Stocks are getting whacked after Trump threatens more tariffs
- President Donald Trump announced he may slap even more tariffs on China, in light of its recent retaliatory tariffs.
- The Dow Jones industrial average is getting whacked.
- US Steel Company is also down considerably, unlike when it went up on Trump's first tariff announcement in March.
Stocks are falling Friday, after President Donald Trump threatened to escalate a brewing trade war with China.
Trump, in response to China's retaliatory tariffs, said Thursday night that "in light of China's unfair retaliation, I have instructed the USTR to consider whether $100 billion of additional tariffs would be appropriate under section 301 and, if so, to identify the products under which to impose such tariffs."The Dow Jones industrial average fell as much as 435 points Friday, or almost 2%.

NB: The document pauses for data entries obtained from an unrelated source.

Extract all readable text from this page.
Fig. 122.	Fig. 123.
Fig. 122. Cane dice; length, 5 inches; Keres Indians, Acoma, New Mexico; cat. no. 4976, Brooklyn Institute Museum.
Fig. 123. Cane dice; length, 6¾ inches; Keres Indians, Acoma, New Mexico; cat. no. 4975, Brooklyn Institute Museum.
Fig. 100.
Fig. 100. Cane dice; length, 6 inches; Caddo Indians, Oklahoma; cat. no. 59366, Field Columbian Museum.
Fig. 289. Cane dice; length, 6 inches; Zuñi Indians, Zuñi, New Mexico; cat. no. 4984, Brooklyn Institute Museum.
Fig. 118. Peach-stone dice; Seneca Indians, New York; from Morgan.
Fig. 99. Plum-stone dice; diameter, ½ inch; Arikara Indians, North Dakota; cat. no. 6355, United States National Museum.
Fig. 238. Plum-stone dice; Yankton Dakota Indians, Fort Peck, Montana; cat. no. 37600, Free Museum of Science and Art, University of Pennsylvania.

Somewhat counterintuitively, US Steel Company was down as much as 6% Friday, to an intraday low of $34.31. Tariffs on imported steel would boost prices of the commodity, which could lift the steelmaker's stock.
Indeed, after Trump's first announcement of steel and aluminum tariffs in early March, US Steel rose 6%, as investors cheered on the prospect that the company would enjoy more market share in the US and higher prices. Analyst Novid Rassouli of Cowen and Company told Business Insider that the tariffs could make US Steel Company's operating income "laughably high."
Despite Trump's double-down on tariffs, US Steel is down Friday. A Wall Street analyst, speaking to Business Insider on background, gave two reasons why that could be the case:
- Trump did not specify, in his latest tariff announcement, that imported steel or aluminum would be part of the additional tariffs. Investors may have already factored in US Steel's price increases after the announcement of the original tariffs.
- US Steel's decline Friday is part of the broader market's downswing. This price drops are reactionary, as investors continue to fear a potentially debilitating trade war. The analyst further noted that the price pressures are not carefully calculated, and that investors are simply fearful.